Tuesday, June 30, 2015

Hemp farmer renewing his fight with government

Alex White Plume wants to plant and harvest the industrial raw material


Source: kotatv.com



The last decade has seen an easing in some marijuana laws across the country but it hasn't helped one KOTA Territory man in his fight to grow industrial hemp, a close cousin of the marijuana plant.
Alex White Plume surveys a lush green field on his property outside of Manderson on the Pine Ridge Reservation and reaches out to grab a dead weed.
“This particular hemp plant is called a super fiber plant,” he said pulling off some fibers off a stalk. “They've been standing up all year and they're still tough and still strong.”
Volunteer hemp plants still grow on White Plume's property but he can't by law touch them. He and his brother planted the crop for three years starting in 2000 but federal agents destroyed the plants.
 “It was like a military operation when they came here,” he said. “I wish I had had a camera.”
Since 2004 he has been barred by a federal restraining order from planting the crop and now, more than a decade later, he's starting to fight back. His formal, written request that the government rescind the restraining order was declined this spring and now he's preparing to go back to court.
“In a couple of weeks we're going to file a brief in federal court to sue the Department of Justice back for that restraining order,” he said.
White Plume is buoyed by the changes in marijuana and hemp laws.
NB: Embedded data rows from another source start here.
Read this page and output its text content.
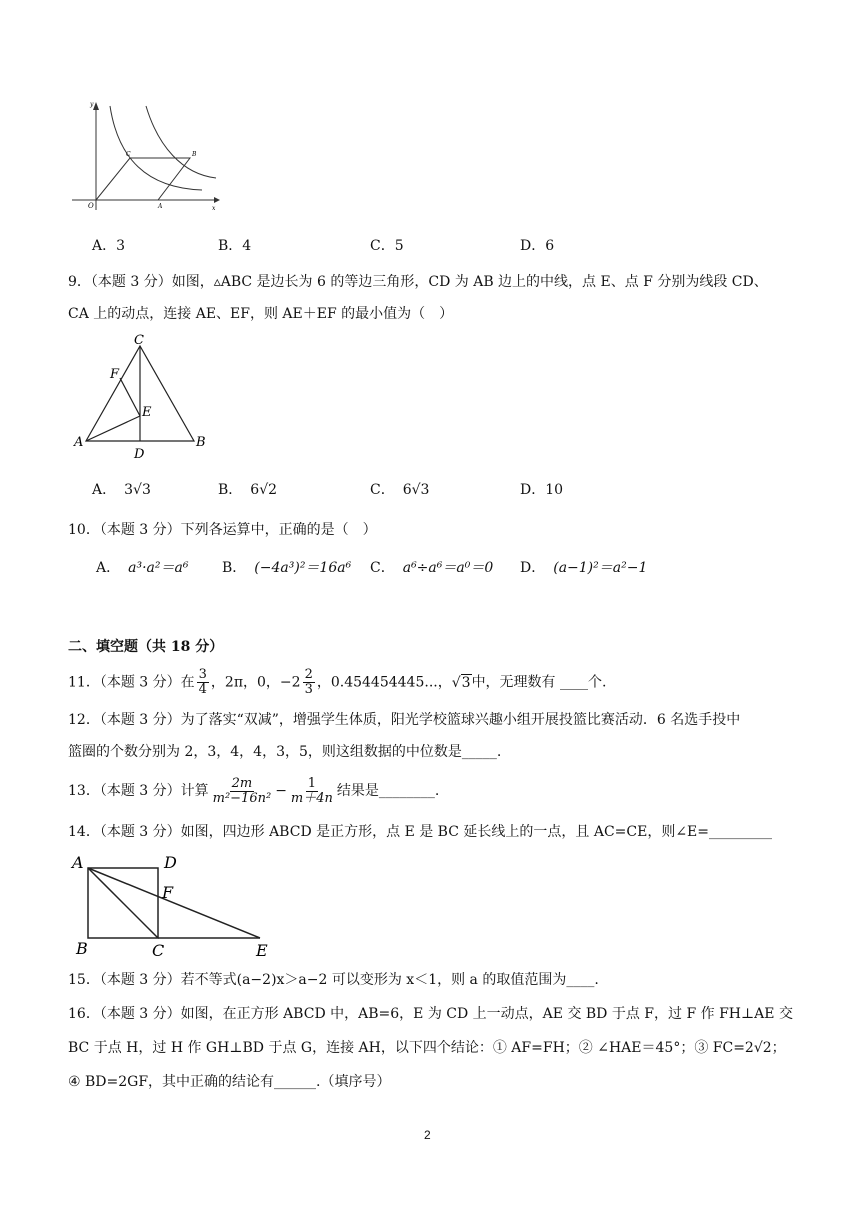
y
x
O	A
B
C
A．3	B．4	C．5	D．6
9．（本题 3 分）如图，▵ABC 是边长为 6 的等边三角形，CD 为 AB 边上的中线，点 E、点 F 分别为线段 CD、
CA 上的动点，连接 AE、EF，则 AE＋EF 的最小值为（　）
C
F
E
A	B
D
A． 3√3	B． 6√2	C． 6√3	D．10
10．（本题 3 分）下列各运算中，正确的是（　）
A． a³·a²＝a⁶ B． (−4a³)²＝16a⁶ C． a⁶÷a⁶＝a⁰＝0 D． (a−1)²＝a²−1
二、填空题（共 18 分）
11．（本题 3 分）在 $\frac{3}{4}$ ，2π，0，$-2 \frac{2}{3}$ ，0.454454445...，√3中，无理数有 ____个.
12．（本题 3 分）为了落实“双减”，增强学生体质，阳光学校篮球兴趣小组开展投篮比赛活动．6 名选手投中
篮圈的个数分别为 2，3，4，4，3，5，则这组数据的中位数是_____.
13．（本题 3 分）计算 $\frac{2m}{\text{m²−16n²}} - \frac{1}{m+4n}$ 结果是________.
14．（本题 3 分）如图，四边形 ABCD 是正方形，点 E 是 BC 延长线上的一点，且 AC=CE，则∠E=_________
A	D
F
B	C	E
15．（本题 3 分）若不等式(a−2)x＞a−2 可以变形为 x＜1，则 a 的取值范围为____.
16．（本题 3 分）如图，在正方形 ABCD 中，AB=6，E 为 CD 上一动点，AE 交 BD 于点 F，过 F 作 FH⊥AE 交
BC 于点 H，过 H 作 GH⊥BD 于点 G，连接 AH，以下四个结论：① AF=FH；② ∠HAE＝45°；③ FC=2√2；
④ BD=2GF，其中正确的结论有______.（填序号）
2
Hemp can be used to make a wide range of products but is illegal because it is a type of cannabis plant and looks like marijuana. But three states now have legal test hemp crops and four states have legalized marijuana. 
But for White Plume, the two key issues remain sovereignty and poverty. First, he says, the 1868 Ft. Laramie Treaty gives him economic freedoms he says are being abridged.
“And in that treaty it says that we can grow any food we want or utilize any material we want,” he said.
And second, he says he's looking for a road to prosperity.
“Look at the condition of my family. There's a house up there just run down,” he said with a wave of his arm. “I'm just so tired of poverty. Somebody is creating something new with hemp fibers or hemp oil every day. I just wanted to participate in that.”
White plume has the full support of Oglala Sioux Tribal President John Yellow Bird Steele who sees hemp as an economic development tool.